TOKYO — Japan has slipped into recession mode.
The country’s third-quarter gross domestic product contracted 0.8 percent on annualized basis, according to data released Monday by Japan’s Cabinet Office. The country’s economy slid 0.2 percent on a quarterly basis in the July-to-September period after shedding the same amount in the second quarter.
Two consecutive quarterly contractions of GDP is considered a technical recession. On the upside, private consumption appears to be faring relatively well. It actually grew 0.5 percent in the third quarter after sliding 0.6 percent in the second quarter. But some analysts said that this is not necessarily due to positive consumer sentiment.
“There is a perception among consumers that prices have risen to relatively high levels and this has had a dampening effect on consumer confidence, but we think improvements in the income environment was behind the upturn,” wrote research analyst Tomo Kinoshita of Nomura.
Hiromichi Shirakawa and Takashi Shiono, economic researchers for Credit Suisse, seemed to agree with this assessment, writing that “gradual recovery in household income condition suggests that ongoing moderate recovery in personal consumption should be robust.”
Naohiko Baba, chief economist for Goldman Sachs Japan, also forecast a further recovery of consumption.
“While our October-December GDP outlook calls for growth on a mild recovery in consumption, we expect it to be limited to just under +1.0 [percent quarter-on-quarter] in light of the instability of foreign demand and Capex.”
In recent months, retailers in Japan have been performing well, thanks in part to strong tourist flows from Asia.

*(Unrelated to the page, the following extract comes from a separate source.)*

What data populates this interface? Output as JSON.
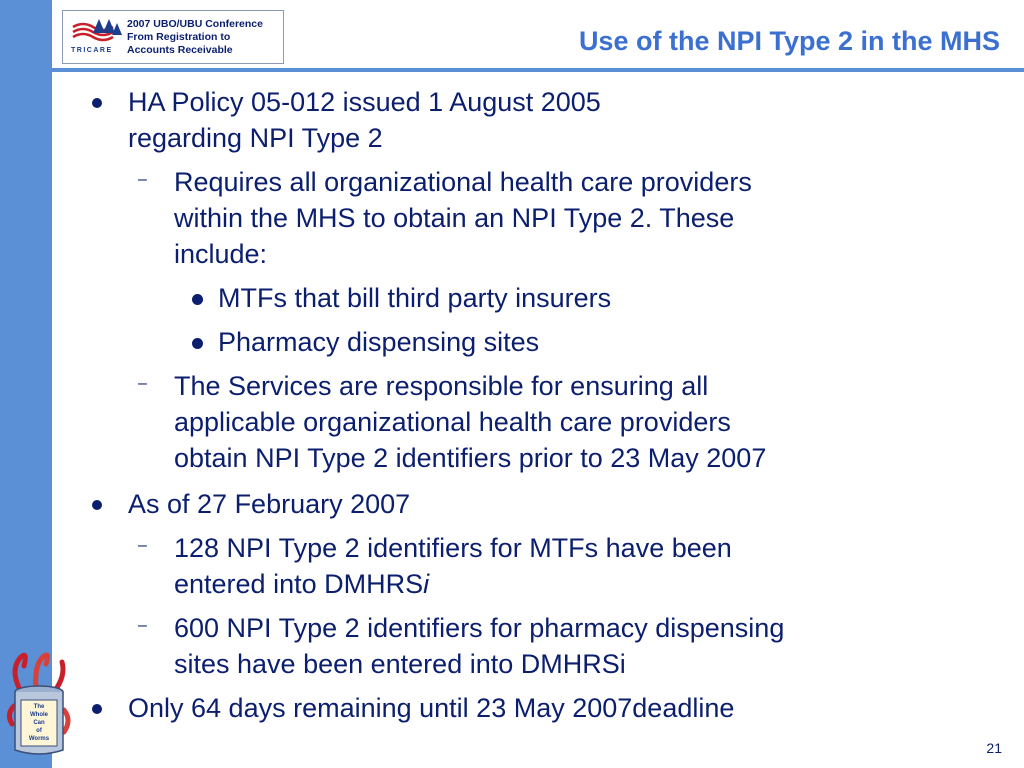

Fast Retailing and department store operators like Isetan Mitsukoshi Holdings saw higher sales in October. LVMH Moet Hennessy Louis Vuitton said it saw very strong double-digit sales growth in Japan in the third quarter. Hermes also reported a double-digit jump in third-quarter sales in Japan.
Some observers are cautiously optimistic that the economy will see a slight uptick in the fourth quarter.

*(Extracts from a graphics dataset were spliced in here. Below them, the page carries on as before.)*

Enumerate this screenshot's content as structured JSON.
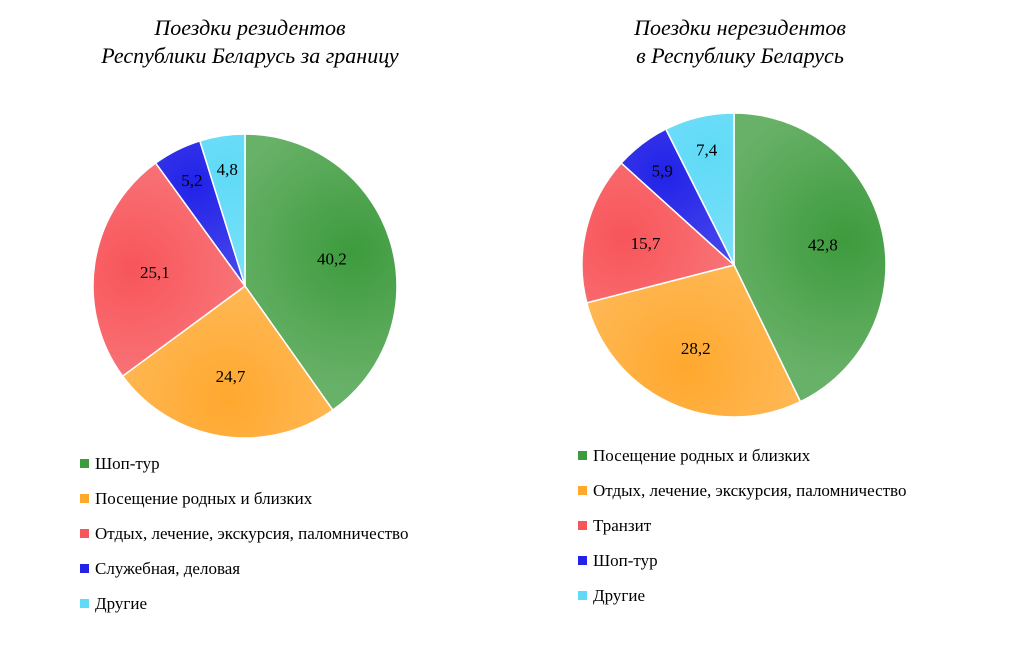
{
  "chart_data": [
    {
      "type": "pie",
      "title_lines": [
        "Поездки резидентов",
        "Республики Беларусь за границу"
      ],
      "slices": [
        {
          "label": "Шоп-тур",
          "value": 40.2,
          "value_label": "40,2",
          "color": "#3d9b3d"
        },
        {
          "label": "Посещение родных и близких",
          "value": 24.7,
          "value_label": "24,7",
          "color": "#ffa82e"
        },
        {
          "label": "Отдых, лечение, экскурсия, паломничество",
          "value": 25.1,
          "value_label": "25,1",
          "color": "#f7555a"
        },
        {
          "label": "Служебная, деловая",
          "value": 5.2,
          "value_label": "5,2",
          "color": "#2222e8"
        },
        {
          "label": "Другие",
          "value": 4.8,
          "value_label": "4,8",
          "color": "#5fdaf7"
        }
      ]
    },
    {
      "type": "pie",
      "title_lines": [
        "Поездки нерезидентов",
        "в Республику Беларусь"
      ],
      "slices": [
        {
          "label": "Посещение родных и близких",
          "value": 42.8,
          "value_label": "42,8",
          "color": "#3d9b3d"
        },
        {
          "label": "Отдых, лечение, экскурсия, паломничество",
          "value": 28.2,
          "value_label": "28,2",
          "color": "#ffa82e"
        },
        {
          "label": "Транзит",
          "value": 15.7,
          "value_label": "15,7",
          "color": "#f7555a"
        },
        {
          "label": "Шоп-тур",
          "value": 5.9,
          "value_label": "5,9",
          "color": "#2222e8"
        },
        {
          "label": "Другие",
          "value": 7.4,
          "value_label": "7,4",
          "color": "#5fdaf7"
        }
      ]
    }
  ]
}
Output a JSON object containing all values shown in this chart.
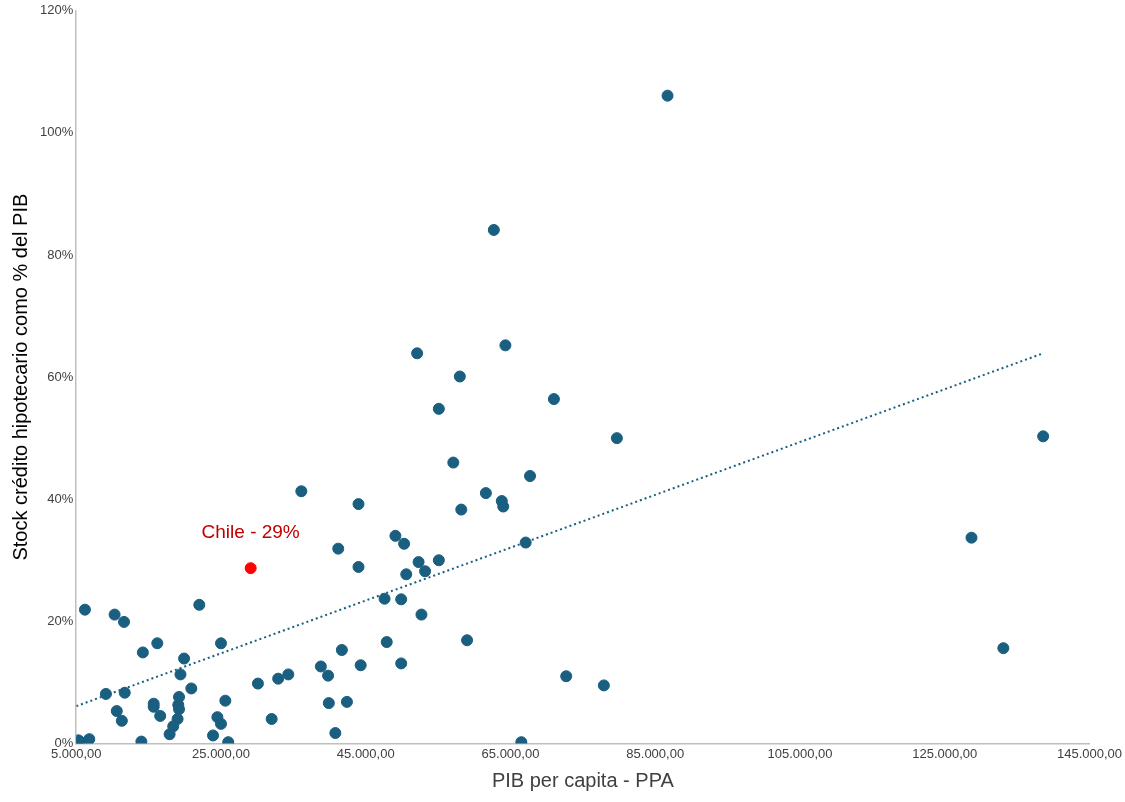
{
  "chart_data": {
    "type": "scatter",
    "xlabel": "PIB per capita - PPA",
    "ylabel": "Stock crédito hipotecario como % del PIB",
    "xlim": [
      5000,
      145000
    ],
    "xticks": [
      {
        "value": 5000,
        "label": "5.000,00"
      },
      {
        "value": 25000,
        "label": "25.000,00"
      },
      {
        "value": 45000,
        "label": "45.000,00"
      },
      {
        "value": 65000,
        "label": "65.000,00"
      },
      {
        "value": 85000,
        "label": "85.000,00"
      },
      {
        "value": 105000,
        "label": "105.000,00"
      },
      {
        "value": 125000,
        "label": "125.000,00"
      },
      {
        "value": 145000,
        "label": "145.000,00"
      }
    ],
    "ylim": [
      0,
      120
    ],
    "yticks": [
      {
        "value": 0,
        "label": "0%"
      },
      {
        "value": 20,
        "label": "20%"
      },
      {
        "value": 40,
        "label": "40%"
      },
      {
        "value": 60,
        "label": "60%"
      },
      {
        "value": 80,
        "label": "80%"
      },
      {
        "value": 100,
        "label": "100%"
      },
      {
        "value": 120,
        "label": "120%"
      }
    ],
    "grid": false,
    "legend": false,
    "marker": "circle",
    "series": [
      {
        "type": "scatter",
        "color": "#1a5e80",
        "x": [
          6200,
          10300,
          11600,
          22000,
          16200,
          14200,
          25000,
          19900,
          19400,
          9100,
          11700,
          20900,
          30100,
          32900,
          34300,
          19200,
          10600,
          15700,
          15700,
          19100,
          19200,
          25600,
          11300,
          16600,
          19000,
          18400,
          17900,
          24500,
          25000,
          32000,
          23900,
          26000,
          14000,
          5300,
          5500,
          6800,
          36100,
          44000,
          57100,
          61600,
          63800,
          64000,
          58200,
          67700,
          49100,
          50300,
          41200,
          44000,
          52300,
          53200,
          55100,
          50600,
          67100,
          47600,
          49900,
          52700,
          59000,
          47900,
          41700,
          38800,
          39800,
          44300,
          49900,
          39900,
          42400,
          40800,
          66500,
          86700,
          62700,
          64300,
          52100,
          58000,
          55100,
          71000,
          79700,
          138600,
          128700,
          133100,
          72700,
          77900
        ],
        "values": [
          21.9,
          21.1,
          19.9,
          22.7,
          16.4,
          14.9,
          16.4,
          13.9,
          11.3,
          8.1,
          8.3,
          9.0,
          9.8,
          10.6,
          11.3,
          7.6,
          5.3,
          6.5,
          6.0,
          6.3,
          5.6,
          7.0,
          3.7,
          4.5,
          4.0,
          2.8,
          1.5,
          4.3,
          3.2,
          4.0,
          1.3,
          0.2,
          0.3,
          0.5,
          0.3,
          0.7,
          41.3,
          39.2,
          46.0,
          41.0,
          39.7,
          38.8,
          38.3,
          43.8,
          34.0,
          32.7,
          31.9,
          28.9,
          29.7,
          28.2,
          30.0,
          27.7,
          32.9,
          23.7,
          23.6,
          21.1,
          16.9,
          16.6,
          15.3,
          12.6,
          11.1,
          12.8,
          13.1,
          6.6,
          6.8,
          1.7,
          0.2,
          106.1,
          84.1,
          65.2,
          63.9,
          60.1,
          54.8,
          56.4,
          50.0,
          50.3,
          33.7,
          15.6,
          11.0,
          9.5
        ]
      },
      {
        "type": "scatter",
        "color": "#ff0000",
        "x": [
          29100
        ],
        "values": [
          28.7
        ]
      },
      {
        "type": "line",
        "color": "#1a5e80",
        "line_style": "dotted",
        "marker": "none",
        "x": [
          5000,
          138600
        ],
        "values": [
          6.1,
          63.9
        ]
      }
    ],
    "annotations": [
      {
        "text": "Chile - 29%",
        "x": 29100,
        "y": 28.7
      }
    ]
  }
}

“We expect the Japanese economy to recover gradually from October to December. Given the strength of inventory adjustments in July to September, we think it is unlikely any further adjustments will trip up GDP growth. We look for private consumption and exports to increase gradually, but also look for a turnaround in private-sector capex on improved corporate profits and labor shortages,” Kinoshita wrote.